Of all the consequences of the automatic pay for master’s policy, the most troubling is the rise of what are called Online Program Managers. OPMs are companies that provide marketing for online programs at public universities. While they manage many types of degrees, they are drawn like flies to degrees that serve as commoditized credentials.
At my institution, Arkansas State, we work with a Dallas-based company named Academic Partnerships (AP), which provides the marketing behind most of our online graduate programs. In exchange for their services, we pay AP half of the tuition from the programs they market. (The details of these contracts are considered proprietary and exempt from the Freedom Of Information Act, but I believe our agreement follows standard industry practice.)
So if a student pays $8,000 for one of our AP-marketed master’s programs, AP gets $4,000. You read that right; students in these programs are paying $4,000 for their education and an additional $4,000 for the cost of selling that education to them.
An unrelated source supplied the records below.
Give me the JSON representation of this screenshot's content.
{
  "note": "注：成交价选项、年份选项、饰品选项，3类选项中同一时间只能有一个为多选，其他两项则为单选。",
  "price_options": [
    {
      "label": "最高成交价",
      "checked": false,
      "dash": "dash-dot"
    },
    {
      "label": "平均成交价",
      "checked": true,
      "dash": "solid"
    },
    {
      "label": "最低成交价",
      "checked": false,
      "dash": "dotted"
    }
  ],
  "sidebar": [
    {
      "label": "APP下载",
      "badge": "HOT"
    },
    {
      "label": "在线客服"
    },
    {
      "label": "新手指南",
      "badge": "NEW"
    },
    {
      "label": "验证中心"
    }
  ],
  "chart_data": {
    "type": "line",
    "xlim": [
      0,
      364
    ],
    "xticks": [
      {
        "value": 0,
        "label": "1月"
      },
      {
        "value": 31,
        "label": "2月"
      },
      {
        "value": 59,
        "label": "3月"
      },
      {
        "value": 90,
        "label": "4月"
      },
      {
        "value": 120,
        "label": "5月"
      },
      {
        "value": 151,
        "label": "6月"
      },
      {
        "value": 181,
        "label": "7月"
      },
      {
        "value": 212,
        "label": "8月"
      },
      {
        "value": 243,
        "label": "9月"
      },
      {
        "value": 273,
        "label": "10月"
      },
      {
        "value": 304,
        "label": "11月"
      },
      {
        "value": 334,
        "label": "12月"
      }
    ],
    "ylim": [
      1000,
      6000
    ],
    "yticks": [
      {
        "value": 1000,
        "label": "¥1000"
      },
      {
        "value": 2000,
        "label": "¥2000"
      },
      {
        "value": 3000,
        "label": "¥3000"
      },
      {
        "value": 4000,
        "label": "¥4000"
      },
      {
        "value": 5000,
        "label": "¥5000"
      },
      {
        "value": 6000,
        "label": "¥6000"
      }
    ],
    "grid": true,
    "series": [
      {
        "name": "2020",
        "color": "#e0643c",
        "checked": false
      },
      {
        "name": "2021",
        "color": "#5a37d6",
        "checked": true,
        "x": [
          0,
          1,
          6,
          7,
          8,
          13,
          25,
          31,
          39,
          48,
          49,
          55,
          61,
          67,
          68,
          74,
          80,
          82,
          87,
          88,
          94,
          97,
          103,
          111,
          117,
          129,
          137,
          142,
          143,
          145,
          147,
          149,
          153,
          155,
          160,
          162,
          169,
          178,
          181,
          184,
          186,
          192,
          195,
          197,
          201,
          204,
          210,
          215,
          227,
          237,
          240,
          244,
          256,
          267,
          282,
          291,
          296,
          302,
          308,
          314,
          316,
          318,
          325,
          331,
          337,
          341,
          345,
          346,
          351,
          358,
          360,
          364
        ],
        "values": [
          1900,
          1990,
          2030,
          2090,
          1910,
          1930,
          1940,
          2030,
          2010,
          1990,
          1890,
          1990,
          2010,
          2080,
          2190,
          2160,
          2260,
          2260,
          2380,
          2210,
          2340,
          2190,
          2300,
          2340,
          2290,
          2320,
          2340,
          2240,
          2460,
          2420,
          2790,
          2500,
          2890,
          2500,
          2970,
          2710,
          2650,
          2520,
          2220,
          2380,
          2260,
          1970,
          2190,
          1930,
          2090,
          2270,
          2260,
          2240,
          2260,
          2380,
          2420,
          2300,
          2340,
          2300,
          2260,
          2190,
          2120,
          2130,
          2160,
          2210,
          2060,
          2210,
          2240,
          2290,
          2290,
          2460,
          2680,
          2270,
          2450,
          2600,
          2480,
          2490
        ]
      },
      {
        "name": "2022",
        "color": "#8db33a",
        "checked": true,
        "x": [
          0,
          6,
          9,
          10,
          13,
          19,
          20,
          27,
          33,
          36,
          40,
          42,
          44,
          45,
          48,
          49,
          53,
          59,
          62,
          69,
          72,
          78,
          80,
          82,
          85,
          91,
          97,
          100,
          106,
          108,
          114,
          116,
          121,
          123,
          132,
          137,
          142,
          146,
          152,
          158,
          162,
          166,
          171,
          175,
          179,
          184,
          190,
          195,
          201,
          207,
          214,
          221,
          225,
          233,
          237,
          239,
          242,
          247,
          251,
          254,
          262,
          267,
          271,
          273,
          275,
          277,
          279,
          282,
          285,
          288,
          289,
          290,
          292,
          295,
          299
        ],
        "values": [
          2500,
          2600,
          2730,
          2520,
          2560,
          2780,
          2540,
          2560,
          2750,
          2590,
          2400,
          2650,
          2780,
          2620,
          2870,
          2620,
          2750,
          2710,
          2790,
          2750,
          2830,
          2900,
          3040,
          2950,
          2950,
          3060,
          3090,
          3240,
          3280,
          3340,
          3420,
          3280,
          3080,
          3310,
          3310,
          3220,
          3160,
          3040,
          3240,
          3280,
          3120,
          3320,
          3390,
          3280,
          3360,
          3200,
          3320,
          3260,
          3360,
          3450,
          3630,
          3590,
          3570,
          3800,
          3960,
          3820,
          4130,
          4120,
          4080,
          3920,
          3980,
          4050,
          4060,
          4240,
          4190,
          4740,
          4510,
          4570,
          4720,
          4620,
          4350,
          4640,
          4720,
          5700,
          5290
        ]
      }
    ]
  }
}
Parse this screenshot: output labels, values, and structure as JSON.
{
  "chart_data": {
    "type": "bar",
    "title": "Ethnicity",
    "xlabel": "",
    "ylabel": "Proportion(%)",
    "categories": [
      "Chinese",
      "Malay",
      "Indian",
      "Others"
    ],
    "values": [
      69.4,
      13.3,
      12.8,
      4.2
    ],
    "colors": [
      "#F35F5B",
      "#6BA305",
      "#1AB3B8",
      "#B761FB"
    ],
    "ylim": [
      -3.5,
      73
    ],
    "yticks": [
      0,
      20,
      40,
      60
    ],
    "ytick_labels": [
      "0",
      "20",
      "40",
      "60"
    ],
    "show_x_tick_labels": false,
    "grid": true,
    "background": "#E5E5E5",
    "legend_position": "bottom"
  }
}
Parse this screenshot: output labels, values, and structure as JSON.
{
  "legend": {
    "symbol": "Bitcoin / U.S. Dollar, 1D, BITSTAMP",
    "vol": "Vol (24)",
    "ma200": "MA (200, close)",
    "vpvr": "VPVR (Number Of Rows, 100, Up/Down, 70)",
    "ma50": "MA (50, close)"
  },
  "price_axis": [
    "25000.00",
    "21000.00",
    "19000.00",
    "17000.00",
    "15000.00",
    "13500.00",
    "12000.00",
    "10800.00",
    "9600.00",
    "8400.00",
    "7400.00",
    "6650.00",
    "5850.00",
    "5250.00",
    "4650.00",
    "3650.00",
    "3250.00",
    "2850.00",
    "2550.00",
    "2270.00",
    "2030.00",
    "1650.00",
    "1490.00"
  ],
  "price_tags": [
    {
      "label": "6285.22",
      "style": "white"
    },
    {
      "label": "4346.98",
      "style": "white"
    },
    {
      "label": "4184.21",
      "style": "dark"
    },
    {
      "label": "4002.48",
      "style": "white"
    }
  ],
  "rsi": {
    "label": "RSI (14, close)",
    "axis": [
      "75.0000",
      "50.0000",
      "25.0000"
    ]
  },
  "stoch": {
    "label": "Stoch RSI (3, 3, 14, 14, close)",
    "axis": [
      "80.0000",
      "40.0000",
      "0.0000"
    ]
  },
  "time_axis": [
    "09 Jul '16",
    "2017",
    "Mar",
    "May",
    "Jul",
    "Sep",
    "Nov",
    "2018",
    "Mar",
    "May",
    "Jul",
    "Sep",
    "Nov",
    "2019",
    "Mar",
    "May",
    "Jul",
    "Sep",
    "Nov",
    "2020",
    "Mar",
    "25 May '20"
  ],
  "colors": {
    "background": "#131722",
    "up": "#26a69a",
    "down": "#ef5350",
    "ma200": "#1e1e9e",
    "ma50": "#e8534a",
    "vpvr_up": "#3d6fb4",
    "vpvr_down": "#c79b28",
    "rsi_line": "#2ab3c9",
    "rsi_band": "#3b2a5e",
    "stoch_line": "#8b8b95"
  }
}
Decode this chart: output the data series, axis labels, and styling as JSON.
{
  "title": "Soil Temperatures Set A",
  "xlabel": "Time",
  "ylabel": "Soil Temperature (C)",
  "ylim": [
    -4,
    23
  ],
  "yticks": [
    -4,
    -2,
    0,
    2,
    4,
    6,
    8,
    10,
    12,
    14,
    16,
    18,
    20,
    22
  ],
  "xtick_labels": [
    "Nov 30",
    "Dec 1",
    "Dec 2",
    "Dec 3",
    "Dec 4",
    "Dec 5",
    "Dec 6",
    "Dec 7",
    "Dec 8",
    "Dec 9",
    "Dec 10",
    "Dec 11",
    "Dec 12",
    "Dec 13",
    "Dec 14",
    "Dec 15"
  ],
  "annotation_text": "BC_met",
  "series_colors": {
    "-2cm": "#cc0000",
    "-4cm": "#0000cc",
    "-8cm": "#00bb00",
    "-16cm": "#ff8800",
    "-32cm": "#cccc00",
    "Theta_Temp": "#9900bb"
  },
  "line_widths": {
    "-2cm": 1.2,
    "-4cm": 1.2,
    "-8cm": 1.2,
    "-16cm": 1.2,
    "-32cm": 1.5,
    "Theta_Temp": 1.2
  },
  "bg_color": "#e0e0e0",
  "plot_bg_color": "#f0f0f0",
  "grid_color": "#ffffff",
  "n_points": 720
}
When a program is offered through AP, the university has to enroll at least twice as many students to break even and that assumes that there are no additional instructional or administrative costs associated with the scale of these programs. For comparison, a student earning a conventional master’s degree at Arkansas State in chemistry or English would pay over $10,000 in tuition and fees, all going to the university.
There is a scam going on here somewhere. Either it’s possible to deliver a meaningful master’s-level education for $4,000 and students in the traditional programs are being grossly overcharged, or the students in online education master’s programs are getting, at most, 2/5 the education that students in the traditional programs receive.
The fact that teachers who earn masters’ in math and science fields show actual improvement in their teaching suggests the latter possibility is more likely than the former.
My examples come from Arkansas State, but the same dynamic is at work at other universities and in other states.
Currently, Arkansas teachers are rewarded for paying significant amounts of money, much of which ends up in Texas, for degrees that can’t be shown to improve their teaching. University administrators get to pontificate about their bold efforts to move the university into the brave new world of online education and claim that their enrollments are up, even if traditional programs that may better serve the state’s educational needs are in trouble.
State officials get to brag about the growing number of teachers with graduate degrees.
And the OPMs watch the money roll in.
So everybody wins—except for taxpayers who foot the bill for this, teachers who have to pay for dubious degrees to earn reasonable salaries, university faculty who have the depressing task of “teaching” in these programs, and school children whose educations might benefit from a better system of incentives.
Eliminating the automatic pay raise for earning a master’s degree would end this destructive distortion of the market for higher education. It would be far better if teachers were rewarded for demonstrated improvement in their craft, regardless of how that improvement was achieved. Doing so would empower teachers to make their own choices about how to improve.
If some teachers feel a master’s degree would help them become better at what they do, they’d enroll in the programs of their choice. As long as they could demonstrate improvement, they would get merit raises based on that improvement rather than the credential.
Eliminating the automatic pay raise would also benefit universities by forcing them to focus on quality rather than aggressive marketing. It would result in graduate education programs that actually make teachers more capable. Recent scholarship suggests that good teaching can be taught. Unfortunately, few colleges of education currently do that.
With appropriate rewards for merit, teachers would choose to enroll in programs with reputations for producing graduates who then earn merit raises. Programs that don’t deliver value to teachers hoping to advance their careers would wither and disappear—as they should.